3. Samuel Beckett (1906 -1989)

Dans sa pièce « En attendant Godot », Beckett met en scène deux personnages, Vladimir et Estragon, qui attendent indéfiniment l'arrivée de Godot, un personnage qui ne viendra peut-être jamais. Beckett explore le thème de l'attente, de la routine et du vide existentiel. Les dialogues minimalistes et les moments de silence dans la pièce soulignent l'absurdité de la condition humaine et la difficulté de communiquer vraiment avec les autres.

Certaines nations choisissent de taire des parties de leur histoire, souvent pour des raisons politiques, idéologiques ou pour préserver une certaine image.
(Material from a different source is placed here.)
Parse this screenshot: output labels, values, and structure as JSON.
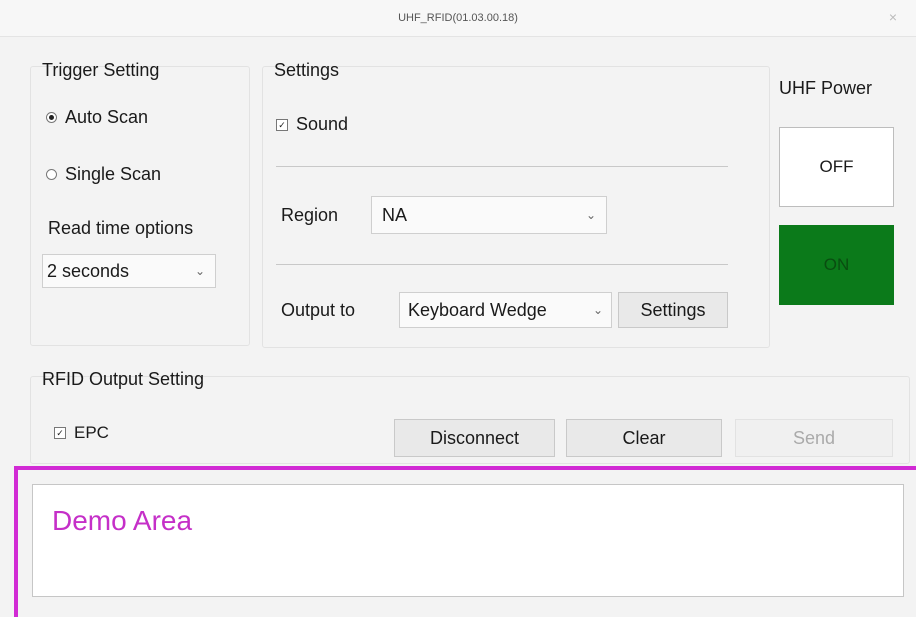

On parle de "réécriture de l'histoire" ou "oubli volontaire". Techniquement c’est la censure, la désinformation…ou simplement des omissions de chapitres importants des livres d'histoire et des mémoires collectives.
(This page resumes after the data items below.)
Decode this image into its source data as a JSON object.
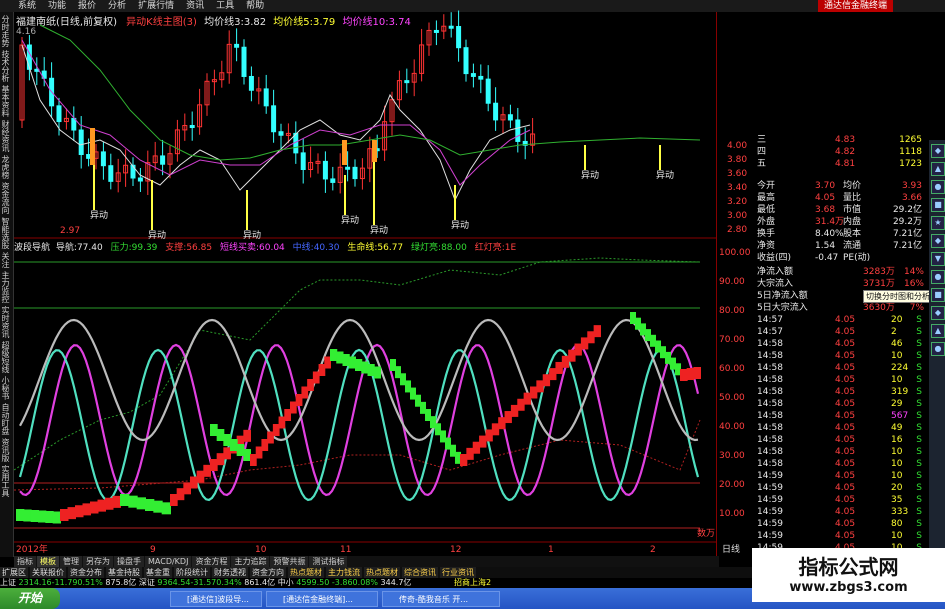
{
  "menu": [
    "系统",
    "功能",
    "报价",
    "分析",
    "扩展行情",
    "资讯",
    "工具",
    "帮助"
  ],
  "menu_brand": "通达信金融终端",
  "left_tabs": [
    "分时走势",
    "技术分析",
    "基本资料",
    "财经资讯",
    "龙虎榜",
    "资金流向",
    "智能选股",
    "关注",
    "主力监控",
    "实时资讯",
    "超级短线",
    "小秘书",
    "自动盯盘",
    "资讯版",
    "实用工具"
  ],
  "main_header": {
    "stock": "福建南纸(日线,前复权)",
    "indicator": "异动K线主图(3)",
    "ma3_label": "均价线3:",
    "ma3": "3.82",
    "ma5_label": "均价线5:",
    "ma5": "3.79",
    "ma10_label": "均价线10:",
    "ma10": "3.74",
    "top_price": "4.16"
  },
  "price_labels": {
    "low": "2.97",
    "event": "异动"
  },
  "sub_header": {
    "name": "波段导航",
    "nav_label": "导航:",
    "nav": "77.40",
    "press_label": "压力:",
    "press": "99.39",
    "support_label": "支撑:",
    "support": "56.85",
    "short_label": "短线买卖:",
    "short": "60.04",
    "mid_label": "中线:",
    "mid": "40.30",
    "life_label": "生命线:",
    "life": "56.77",
    "green_label": "绿灯亮:",
    "green": "88.00",
    "red_label": "红灯亮:",
    "red": "1E"
  },
  "axis_top": [
    "4.00",
    "3.80",
    "3.60",
    "3.40",
    "3.20",
    "3.00",
    "2.80"
  ],
  "axis_bottom": [
    "100.00",
    "90.00",
    "80.00",
    "70.00",
    "60.00",
    "50.00",
    "40.00",
    "30.00",
    "20.00",
    "10.00"
  ],
  "axis_bottom_low": "数万",
  "date_labels": [
    "2012年",
    "9",
    "10",
    "11",
    "12",
    "1",
    "2"
  ],
  "date_tag": "日线",
  "order_book": [
    {
      "label": "三",
      "price": "4.83",
      "vol": "1265"
    },
    {
      "label": "四",
      "price": "4.82",
      "vol": "1118"
    },
    {
      "label": "五",
      "price": "4.81",
      "vol": "1723"
    }
  ],
  "quote": [
    {
      "k1": "今开",
      "v1": "3.70",
      "k2": "均价",
      "v2": "3.93"
    },
    {
      "k1": "最高",
      "v1": "4.05",
      "k2": "量比",
      "v2": "3.66"
    },
    {
      "k1": "最低",
      "v1": "3.68",
      "k2": "市值",
      "v2": "29.2亿"
    },
    {
      "k1": "外盘",
      "v1": "31.4万",
      "k2": "内盘",
      "v2": "29.2万"
    },
    {
      "k1": "换手",
      "v1": "8.40%",
      "k2": "股本",
      "v2": "7.21亿"
    },
    {
      "k1": "净资",
      "v1": "1.54",
      "k2": "流通",
      "v2": "7.21亿"
    },
    {
      "k1": "收益(四)",
      "v1": "-0.47",
      "k2": "PE(动)",
      "v2": ""
    }
  ],
  "flow": [
    {
      "k": "净流入额",
      "v": "3283万",
      "p": "14%"
    },
    {
      "k": "大宗流入",
      "v": "3731万",
      "p": "16%"
    },
    {
      "k": "5日净流入额",
      "v": "",
      "p": ""
    },
    {
      "k": "5日大宗流入",
      "v": "3630万",
      "p": "7%"
    }
  ],
  "tooltip": "切换分时图和分析图",
  "ticks": [
    {
      "t": "14:57",
      "p": "4.05",
      "v": "20",
      "s": "S"
    },
    {
      "t": "14:57",
      "p": "4.05",
      "v": "2",
      "s": "S"
    },
    {
      "t": "14:58",
      "p": "4.05",
      "v": "46",
      "s": "S"
    },
    {
      "t": "14:58",
      "p": "4.05",
      "v": "10",
      "s": "S"
    },
    {
      "t": "14:58",
      "p": "4.05",
      "v": "224",
      "s": "S"
    },
    {
      "t": "14:58",
      "p": "4.05",
      "v": "10",
      "s": "S"
    },
    {
      "t": "14:58",
      "p": "4.05",
      "v": "319",
      "s": "S"
    },
    {
      "t": "14:58",
      "p": "4.05",
      "v": "29",
      "s": "S"
    },
    {
      "t": "14:58",
      "p": "4.05",
      "v": "567",
      "s": "S"
    },
    {
      "t": "14:58",
      "p": "4.05",
      "v": "49",
      "s": "S"
    },
    {
      "t": "14:58",
      "p": "4.05",
      "v": "16",
      "s": "S"
    },
    {
      "t": "14:58",
      "p": "4.05",
      "v": "10",
      "s": "S"
    },
    {
      "t": "14:58",
      "p": "4.05",
      "v": "10",
      "s": "S"
    },
    {
      "t": "14:59",
      "p": "4.05",
      "v": "10",
      "s": "S"
    },
    {
      "t": "14:59",
      "p": "4.05",
      "v": "20",
      "s": "S"
    },
    {
      "t": "14:59",
      "p": "4.05",
      "v": "35",
      "s": "S"
    },
    {
      "t": "14:59",
      "p": "4.05",
      "v": "333",
      "s": "S"
    },
    {
      "t": "14:59",
      "p": "4.05",
      "v": "80",
      "s": "S"
    },
    {
      "t": "14:59",
      "p": "4.05",
      "v": "10",
      "s": "S"
    },
    {
      "t": "14:59",
      "p": "4.05",
      "v": "10",
      "s": "S"
    }
  ],
  "bottom_tabs_1": [
    "指标",
    "模板",
    "管理",
    "另存为",
    "操盘手",
    "MACD/KDJ",
    "资金方程",
    "主力追踪",
    "预警共振",
    "测试指标"
  ],
  "bottom_tabs_2": [
    "扩展区",
    "关联报价",
    "资金分布",
    "基金持股",
    "基金重",
    "阶段统计",
    "财务透视",
    "资金方向",
    "热点题材",
    "主力钱流",
    "热点题材",
    "综合资讯",
    "行业资讯"
  ],
  "status": {
    "sh_label": "上证",
    "sh": "2314.16-11.790.51%",
    "sh_amt": "875.8亿",
    "sz_label": "深证",
    "sz": "9364.54-31.570.34%",
    "sz_amt": "861.4亿",
    "zx_label": "中小",
    "zx": "4599.50 -3.860.08%",
    "zx_amt": "344.7亿",
    "notice": "招商上海2"
  },
  "taskbar": {
    "start": "开始",
    "tasks": [
      "[通达信]波段导...",
      "[通达信金融终端]...",
      "传奇-酷我音乐 开..."
    ]
  },
  "watermark": {
    "line1": "指标公式网",
    "line2": "www.zbgs3.com"
  }
}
Ces stratégies d'effacement englobent parfois la mise en oubli d'une partie de la population, cela peut découler de diverses formes de discrimination, de marginalisation ou de négligences. Cela peut mener à une « invisibilisation » de certaines communautés, rendant difficile la reconnaissance et la préservation de leur histoire et de leur culture. 

Il y a eu dans l’histoire, et il y a dans l’actualité, plusieurs exemples des faits, des minorités et des peuples que par le silence on a jetés à l’oubli.

Il y a des silences qui sont criminels.